Bütün lambalar kapalı, sadece iki sokak lambası vardı. Saat on olmuştu. Ellerim cebimde kar gibi olmuş suratımı dahi kımıldatamıyordum. Zaman geçiyordu.

Saat gece üç olmuştu ve yürümek değil adım atamaz hale gelmiştim ama zorluyordum. Bir yerden beni izlediğine emindim durmaıdm ve yürümeye devam ettim.

Saat 5:00 olmuştu. Her yer karanlık ve köpek sesleri geliyordu. Adımlarım bebek adımlarına benzemişti ve değil yürümek takatim kalmamıştı. Bebekler gibi tek tük adım atıyordum.

Sabah 5:35 gelen ezan sesiyle ayaklarım durmuştu ama bayılmak üzereydim. Sallanan bedenimi hissedemiyordum. Başım dönüyor ve hatta kendimi dahi hissedemiyordum. Zorla ayaklarımı çevirip çıkışa bakarken camda bir silüet gördüm. Elleri cebinde bana bakan bir çift mavi vardı. Pis ağdacı beni seyrediyordu. Ayakta duramıyorum Allah'ım! Ağlamak istiyordum ama yapmadım. Tıpkı az önceki bebek adımlarıyla çıkışa doğru yürüdüm ve çiftlere tutunarak ön tarafa gelmiştim.

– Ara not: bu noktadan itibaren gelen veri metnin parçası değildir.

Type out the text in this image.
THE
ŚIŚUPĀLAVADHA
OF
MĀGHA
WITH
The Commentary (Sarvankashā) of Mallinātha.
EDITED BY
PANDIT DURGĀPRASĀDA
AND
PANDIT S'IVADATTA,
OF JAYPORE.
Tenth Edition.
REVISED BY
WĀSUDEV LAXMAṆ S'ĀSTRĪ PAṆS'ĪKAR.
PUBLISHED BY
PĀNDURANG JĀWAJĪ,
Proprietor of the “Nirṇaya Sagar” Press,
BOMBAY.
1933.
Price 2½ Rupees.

Bir yerlere tutunarak girdiğim binanın sıcaklığı yüzüme aniden vurduğunda vücudum sızlamaya başlamıştı. Yüzüm, ellerim, bacaklarım sızlıyordu.

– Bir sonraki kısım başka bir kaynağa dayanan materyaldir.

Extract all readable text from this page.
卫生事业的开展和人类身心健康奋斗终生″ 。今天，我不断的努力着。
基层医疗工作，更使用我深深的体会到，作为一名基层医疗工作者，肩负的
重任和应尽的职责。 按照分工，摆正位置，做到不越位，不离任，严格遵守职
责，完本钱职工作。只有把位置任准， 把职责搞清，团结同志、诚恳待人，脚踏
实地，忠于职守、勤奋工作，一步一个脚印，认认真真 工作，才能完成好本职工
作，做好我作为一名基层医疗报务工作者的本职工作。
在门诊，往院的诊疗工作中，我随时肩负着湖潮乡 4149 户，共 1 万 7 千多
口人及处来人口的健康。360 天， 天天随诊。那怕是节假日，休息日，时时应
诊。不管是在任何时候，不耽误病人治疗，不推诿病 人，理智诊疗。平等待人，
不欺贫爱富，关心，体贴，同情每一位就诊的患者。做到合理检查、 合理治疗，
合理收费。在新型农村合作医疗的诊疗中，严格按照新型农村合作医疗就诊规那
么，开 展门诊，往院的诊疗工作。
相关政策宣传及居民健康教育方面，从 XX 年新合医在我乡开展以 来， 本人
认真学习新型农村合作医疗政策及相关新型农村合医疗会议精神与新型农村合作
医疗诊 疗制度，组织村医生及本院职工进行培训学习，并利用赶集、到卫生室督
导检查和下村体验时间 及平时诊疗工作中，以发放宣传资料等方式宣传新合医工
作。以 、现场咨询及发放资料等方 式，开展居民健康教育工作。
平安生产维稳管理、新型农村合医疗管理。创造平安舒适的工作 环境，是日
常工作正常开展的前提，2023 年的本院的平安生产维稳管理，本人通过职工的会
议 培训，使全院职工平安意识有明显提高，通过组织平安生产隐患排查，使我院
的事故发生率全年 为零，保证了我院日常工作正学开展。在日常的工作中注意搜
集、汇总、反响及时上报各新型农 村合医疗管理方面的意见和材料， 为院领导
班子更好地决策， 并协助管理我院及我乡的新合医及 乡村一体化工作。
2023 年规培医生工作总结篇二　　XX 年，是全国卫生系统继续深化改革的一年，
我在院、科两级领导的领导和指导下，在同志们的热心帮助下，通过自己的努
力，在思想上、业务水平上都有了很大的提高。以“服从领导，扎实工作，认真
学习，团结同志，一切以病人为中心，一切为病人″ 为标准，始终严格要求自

Şakir bana şok halde bakarken durmayıp içeriye girdim ve sol tarafta bana verilen odaya girdim. Oda sıcacık ve bomboştu. Tutunarak gittiğim yerde masada duran kalem ve kağıtları gördüm.

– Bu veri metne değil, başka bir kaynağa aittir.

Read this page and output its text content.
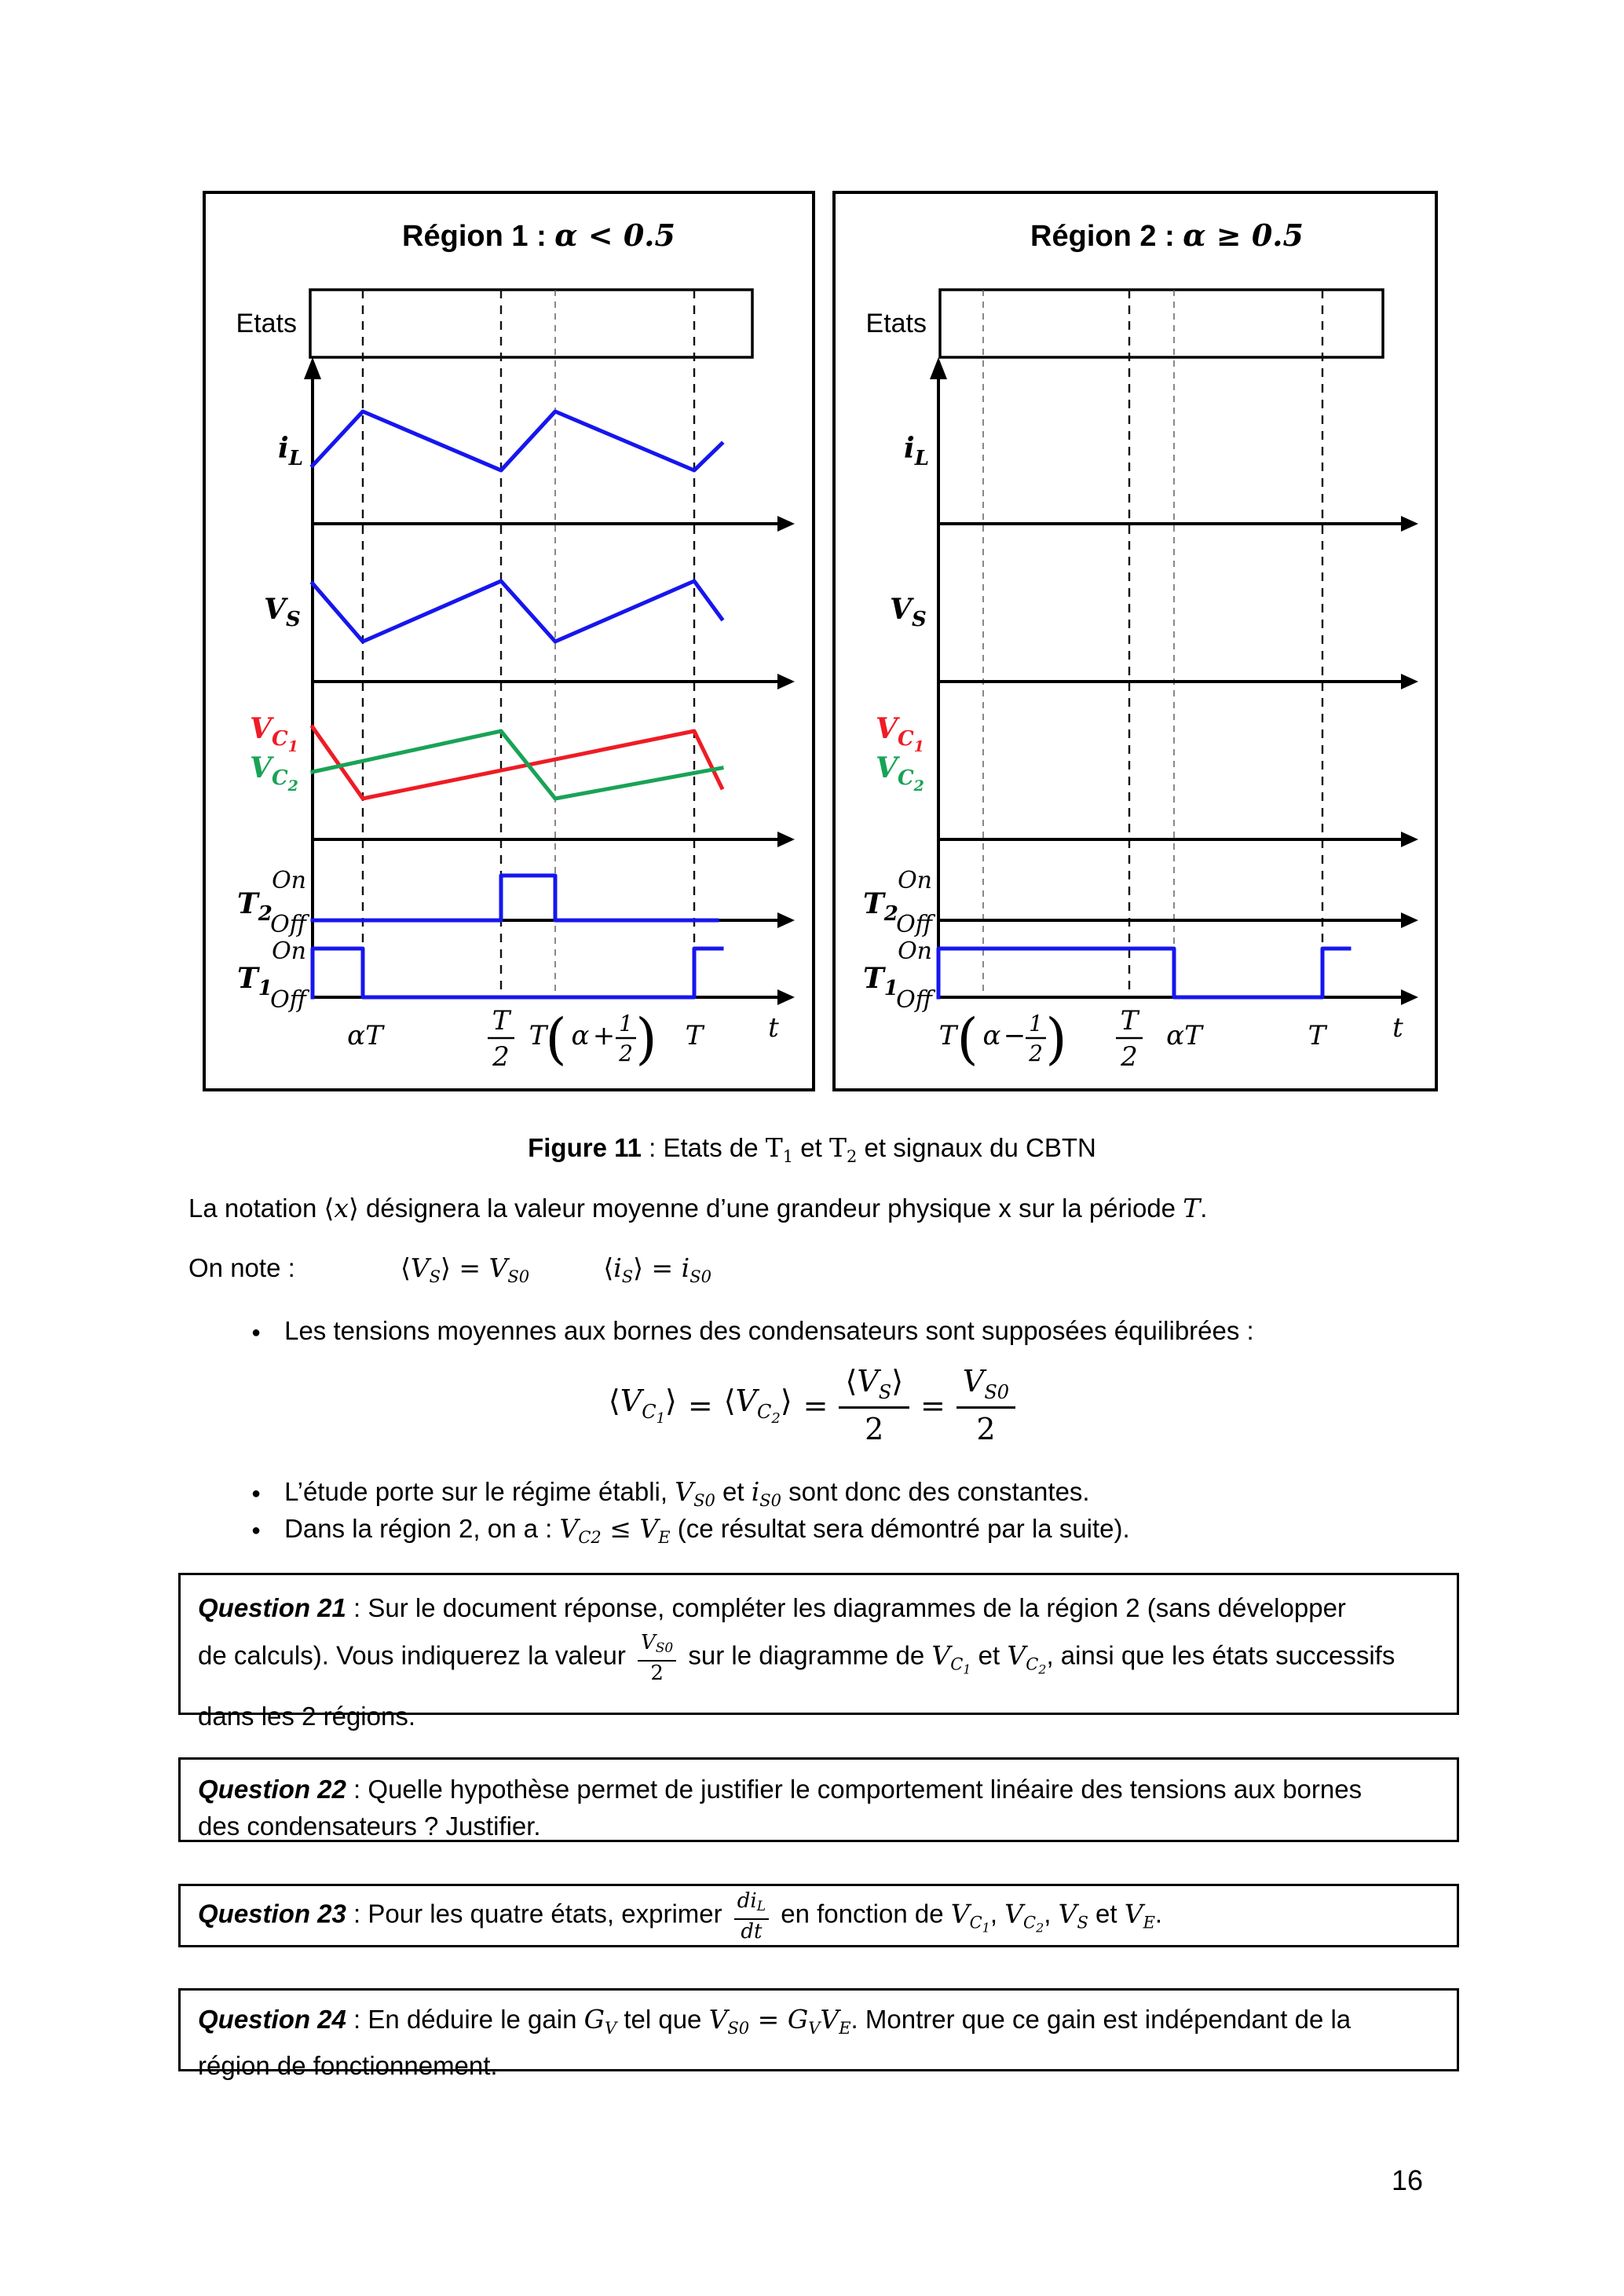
Région 1 : α < 0.5
Etats
$i_L$
$V_S$
$V_{C1}$
$V_{C2}$
$T_2$
On
Off
$T_1$
On
Off
αT	T
2
T
( α + 1
2 ) T t
Région 2 : α ≥ 0.5
Etats
$i_L$
$V_S$
$V_{C1}$
$V_{C2}$
$T_2$
On
Off
$T_1$
On
Off
T ( α − 1
2 ) T
2
αT	T t
Figure 11 : Etats de $T_1$ et $T_2$ et signaux du CBTN
La notation ⟨x⟩ désignera la valeur moyenne d’une grandeur physique x sur la période T.
On note :	$⟨V_S⟩ = V_{S0}$	$⟨i_S⟩ = i_{S0}$
● Les tensions moyennes aux bornes des condensateurs sont supposées équilibrées :
$⟨V_{C1}⟩$ = $⟨V_{C2}⟩ = \frac{⟨V_S⟩}{2} = \frac{V_{S0}}{2}$
● L’étude porte sur le régime établi, $V_{S0}$ et $i_{S0}$ sont donc des constantes.
● Dans la région 2, on a : $V_{C2} \le V_E$ (ce résultat sera démontré par la suite).
Question 21 : Sur le document réponse, compléter les diagrammes de la région 2 (sans développer
de calculs). Vous indiquerez la valeur $\frac{VS0}{2}$ sur le diagramme de $V_{C1}$ et $V_{C2}$, ainsi que les états successifs
dans les 2 régions.
Question 22 : Quelle hypothèse permet de justifier le comportement linéaire des tensions aux bornes
des condensateurs ? Justifier.
Question 23 : Pour les quatre états, exprimer $\frac{\text{diL}}{dt}$ en fonction de $V_{C1}$, $V_{C2}$, $V_S$ et $V_E$.
Question 24 : En déduire le gain $G_V$ tel que $V_{S0} = G_VV_E$. Montrer que ce gain est indépendant de la
région de fonctionnement.
16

Bitkin,halsiz ve gerçekten yorgundum. Bilmem kaç saat yürüdüm ve şu an bayılmak üzereydim. Zaten atlatamadığım gribin vardı bir de bu üstüne gelmişti. Başımı masaya yaslayıp derince nefes aldım. Uyumak istiyordum. Sızlayan, ağrıyan ve hatta ağlatacak derece de kramplar giren vücudumu dinlendirmek istiyordum ama yapmadım.

Başımı kaldırıp telefonumdan Valinin resmini açtım. Titreyen ellerimle adamın kaba taslağını atmaya çalışıyordum. Kolumu kaldıramıyordum ama sürüklüyordum. Kaşı,gözü, ağzı, başı,dudakları derken tonlamaları da yapmıştım. Kalan kıyafetleri de üstün körü çizip masaya bıraktım. Artık burada kalmak istemiyorum.

Dinlenmenin verdiği az biraz güçle yerimden kalktım ve çantamı alıp kapıya doğru yürümeye başladım. Allah'ım sen bana yürü ya kulum dedin de benim mi haberim yok?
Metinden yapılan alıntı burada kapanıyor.